Big is beautiful in tourism terms, but will that attractiveness last? – top 10 tourism earners account for almost half of total tourism receipts, while top 10 destinations receive 40% of worldwide arrivals

International tourist arrivals grew +5% in 2018, to reach the 1.4 billion mark, two years ahead of the World Tourism Organization’s long-term forecasts, according to the latest annual edition of the UNWTO International Tourism Highlights publication. The 2019 edition shows that at the same time, export earnings generated by tourism grew to USD1.7 trillion, an increase of +4%, outpacing the world economy in 2018.

In addition to the USD1.5 trillion in receipts that destinations earned, international tourism generated another USD256 billion from international passenger transport taken by non-residents to hit the USD 1.7 trillion total, or USD5 billion a day.

As per previous years the report provides a consolidated analysis of international tourism. It shows that 2018 was the ninth consecutive year of sustained growth and tourism now represents 7% of global exports, growing at a faster rate than merchandise exports for the last seven years.

“These results were driven by a favourable economic environment, a growing middle class in emerging economies, technological advances, new business models, increased air capacity, affordable travel costs and visa facilitation,” says Zurab Pololikashvili, secretary general of UNWTO.

CHART – Tourism revenues from visitor spending are growing faster than the world economySource: UNWTO International Tourism Highlights 2019

But it isn’t these standout figures that provide the most key insights into the sector and developing trends. Most notably, the big players dominate with the top ten tourism earners accounting for almost half of total tourism receipts, while the top ten destinations in arrivals receive 40% of worldwide arrivals, a real potential sustainability concern with the rising overtourism concerns.

Among the world’s top ten destinations in arrivals and receipts, France continued to lead in international tourist arrivals, while the United States of America (USA) remained the largest tourism earner in 2018. Japan entered the top ten earners ranking following seven years of double-digit growth in international tourism receipts.

In terms of geography, Asia and the Pacific and Africa led growth in arrivals with a +7% increase in 2018, while Asia and the Pacific and Europe enjoyed above-average growth in tourism earnings.
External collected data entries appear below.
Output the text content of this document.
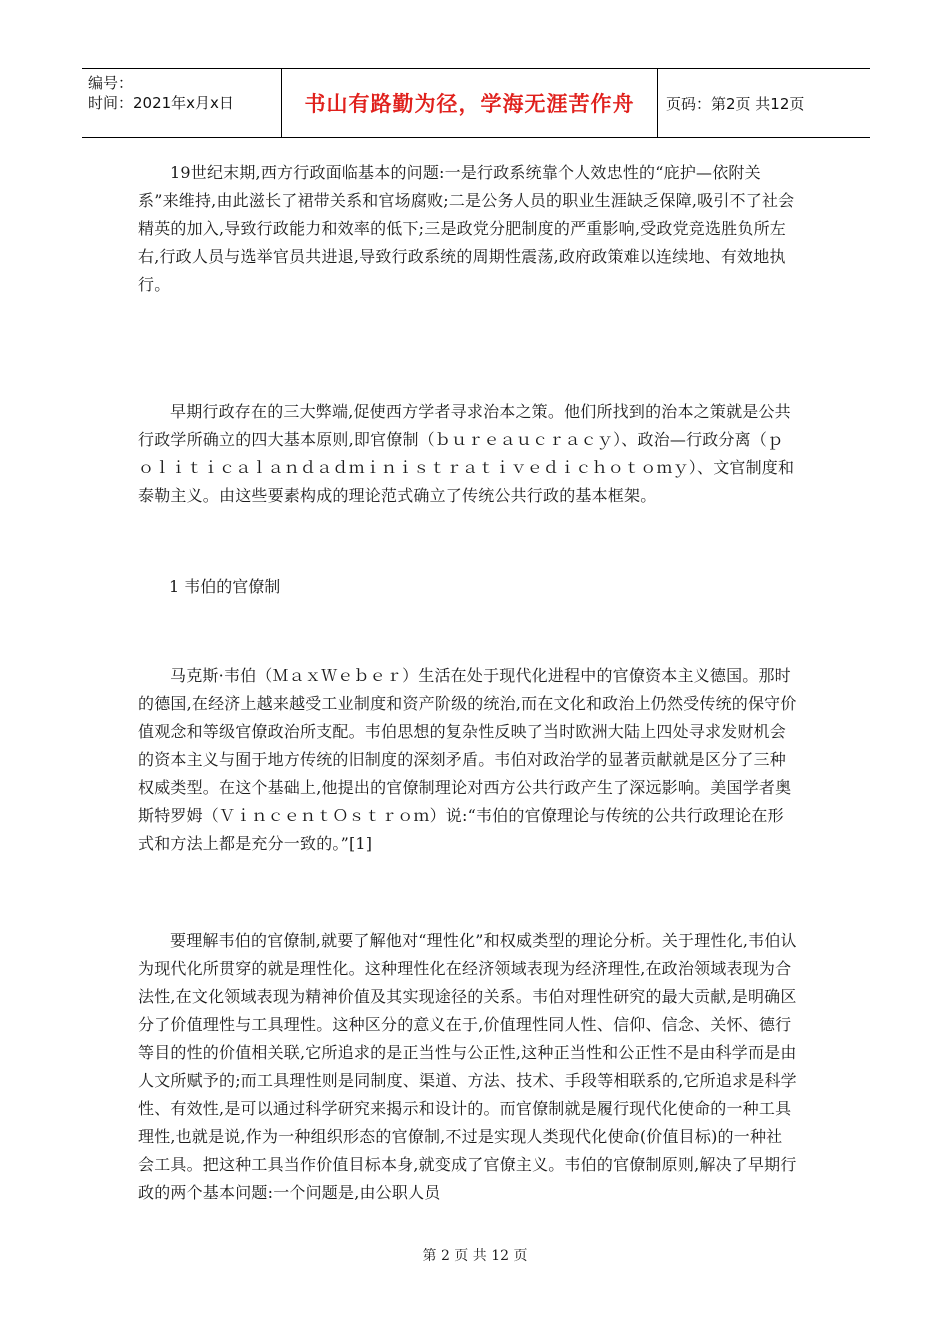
编号：
时间：2021年x月x日	书山有路勤为径，学海无涯苦作舟 页码：第2页 共12页

19世纪末期,西方行政面临基本的问题:一是行政系统靠个人效忠性的“庇护—依附关系”来维持,由此滋长了裙带关系和官场腐败;二是公务人员的职业生涯缺乏保障,吸引不了社会精英的加入,导致行政能力和效率的低下;三是政党分肥制度的严重影响,受政党竞选胜负所左右,行政人员与选举官员共进退,导致行政系统的周期性震荡,政府政策难以连续地、有效地执行。

早期行政存在的三大弊端,促使西方学者寻求治本之策。他们所找到的治本之策就是公共行政学所确立的四大基本原则,即官僚制（ｂｕｒｅａｕｃｒａｃｙ）、政治—行政分离（ｐｏｌｉｔｉｃａｌａｎｄａｄｍｉｎｉｓｔｒａｔｉｖｅｄｉｃｈｏｔｏｍｙ）、文官制度和泰勒主义。由这些要素构成的理论范式确立了传统公共行政的基本框架。

1 韦伯的官僚制

马克斯·韦伯（ＭａｘＷｅｂｅｒ）生活在处于现代化进程中的官僚资本主义德国。那时的德国,在经济上越来越受工业制度和资产阶级的统治,而在文化和政治上仍然受传统的保守价值观念和等级官僚政治所支配。韦伯思想的复杂性反映了当时欧洲大陆上四处寻求发财机会的资本主义与囿于地方传统的旧制度的深刻矛盾。韦伯对政治学的显著贡献就是区分了三种权威类型。在这个基础上,他提出的官僚制理论对西方公共行政产生了深远影响。美国学者奥斯特罗姆（ＶｉｎｃｅｎｔＯｓｔｒｏｍ）说:“韦伯的官僚理论与传统的公共行政理论在形式和方法上都是充分一致的。”[1]

要理解韦伯的官僚制,就要了解他对“理性化”和权威类型的理论分析。关于理性化,韦伯认为现代化所贯穿的就是理性化。这种理性化在经济领域表现为经济理性,在政治领域表现为合法性,在文化领域表现为精神价值及其实现途径的关系。韦伯对理性研究的最大贡献,是明确区分了价值理性与工具理性。这种区分的意义在于,价值理性同人性、信仰、信念、关怀、德行等目的性的价值相关联,它所追求的是正当性与公正性,这种正当性和公正性不是由科学而是由人文所赋予的;而工具理性则是同制度、渠道、方法、技术、手段等相联系的,它所追求是科学性、有效性,是可以通过科学研究来揭示和设计的。而官僚制就是履行现代化使命的一种工具理性,也就是说,作为一种组织形态的官僚制,不过是实现人类现代化使命(价值目标)的一种社会工具。把这种工具当作价值目标本身,就变成了官僚主义。韦伯的官僚制原则,解决了早期行政的两个基本问题:一个问题是,由公职人员

第 2 页 共 12 页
China remained the world’s largest spender, with USD277 billion spending on international tourism in 2018 or one-fifth of international tourism expenditure, followed by the United States.
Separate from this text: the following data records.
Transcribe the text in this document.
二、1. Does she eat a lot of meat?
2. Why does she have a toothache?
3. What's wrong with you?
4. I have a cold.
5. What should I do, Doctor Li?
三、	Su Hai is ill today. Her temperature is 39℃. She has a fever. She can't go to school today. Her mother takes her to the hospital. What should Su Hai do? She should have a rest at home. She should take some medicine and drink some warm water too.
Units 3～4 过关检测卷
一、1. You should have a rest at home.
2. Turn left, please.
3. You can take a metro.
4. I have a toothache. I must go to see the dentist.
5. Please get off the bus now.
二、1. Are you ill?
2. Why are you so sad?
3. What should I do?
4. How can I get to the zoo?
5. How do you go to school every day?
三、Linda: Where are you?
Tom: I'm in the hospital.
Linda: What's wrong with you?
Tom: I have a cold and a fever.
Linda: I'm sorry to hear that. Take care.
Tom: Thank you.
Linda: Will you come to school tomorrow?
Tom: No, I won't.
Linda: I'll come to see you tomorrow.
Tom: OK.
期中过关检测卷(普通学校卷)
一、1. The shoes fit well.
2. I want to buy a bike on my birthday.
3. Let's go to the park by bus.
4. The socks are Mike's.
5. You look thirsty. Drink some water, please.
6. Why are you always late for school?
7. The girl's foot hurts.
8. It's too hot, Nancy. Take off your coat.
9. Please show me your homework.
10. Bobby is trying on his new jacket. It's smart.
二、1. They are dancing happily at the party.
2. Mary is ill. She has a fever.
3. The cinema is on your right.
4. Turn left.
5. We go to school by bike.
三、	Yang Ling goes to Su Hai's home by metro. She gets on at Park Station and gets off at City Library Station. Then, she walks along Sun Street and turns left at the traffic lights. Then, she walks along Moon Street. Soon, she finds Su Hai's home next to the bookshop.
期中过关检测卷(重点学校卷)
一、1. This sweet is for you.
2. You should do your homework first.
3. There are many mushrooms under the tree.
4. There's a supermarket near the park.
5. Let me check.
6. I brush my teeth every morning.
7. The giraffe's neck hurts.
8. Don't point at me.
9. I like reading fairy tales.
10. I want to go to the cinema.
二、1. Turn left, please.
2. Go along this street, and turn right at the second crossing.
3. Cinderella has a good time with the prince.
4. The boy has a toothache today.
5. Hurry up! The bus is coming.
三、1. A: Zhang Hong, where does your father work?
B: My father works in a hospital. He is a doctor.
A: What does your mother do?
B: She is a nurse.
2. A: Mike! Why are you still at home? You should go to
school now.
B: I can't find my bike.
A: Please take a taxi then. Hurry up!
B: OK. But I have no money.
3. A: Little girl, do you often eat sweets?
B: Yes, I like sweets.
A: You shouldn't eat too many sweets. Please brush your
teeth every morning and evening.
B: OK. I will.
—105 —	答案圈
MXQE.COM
The growth in global air connectivity is certainly making the world a smaller place for travel and tourism with 58% of all international tourists arrive to their destinations by air. The share of air travel has increased from 46% in 2000 to 58% in 2018. This has been driven mainly by short-haul, rather than long-haul travel as four out of five tourists visit a destination in their own region.

This has been supported by rising point-to-point LCC activity, a point that also supports the rising share of leisure travel, which has grown from 50% in 2000 to 56% in 2018. Leisure travel is the main purpose of visit in all world regions except the Middle East, where visiting friends and relatives (VFR), or for health or religious purposes predominates.

Global connectivity is also being facilitated by less strict entry requirements with the latest edition showing that only a small majority of the population (53%) now require a traditional visa for travel, down from the three quarter (75%) figure recorded as recently as 1980.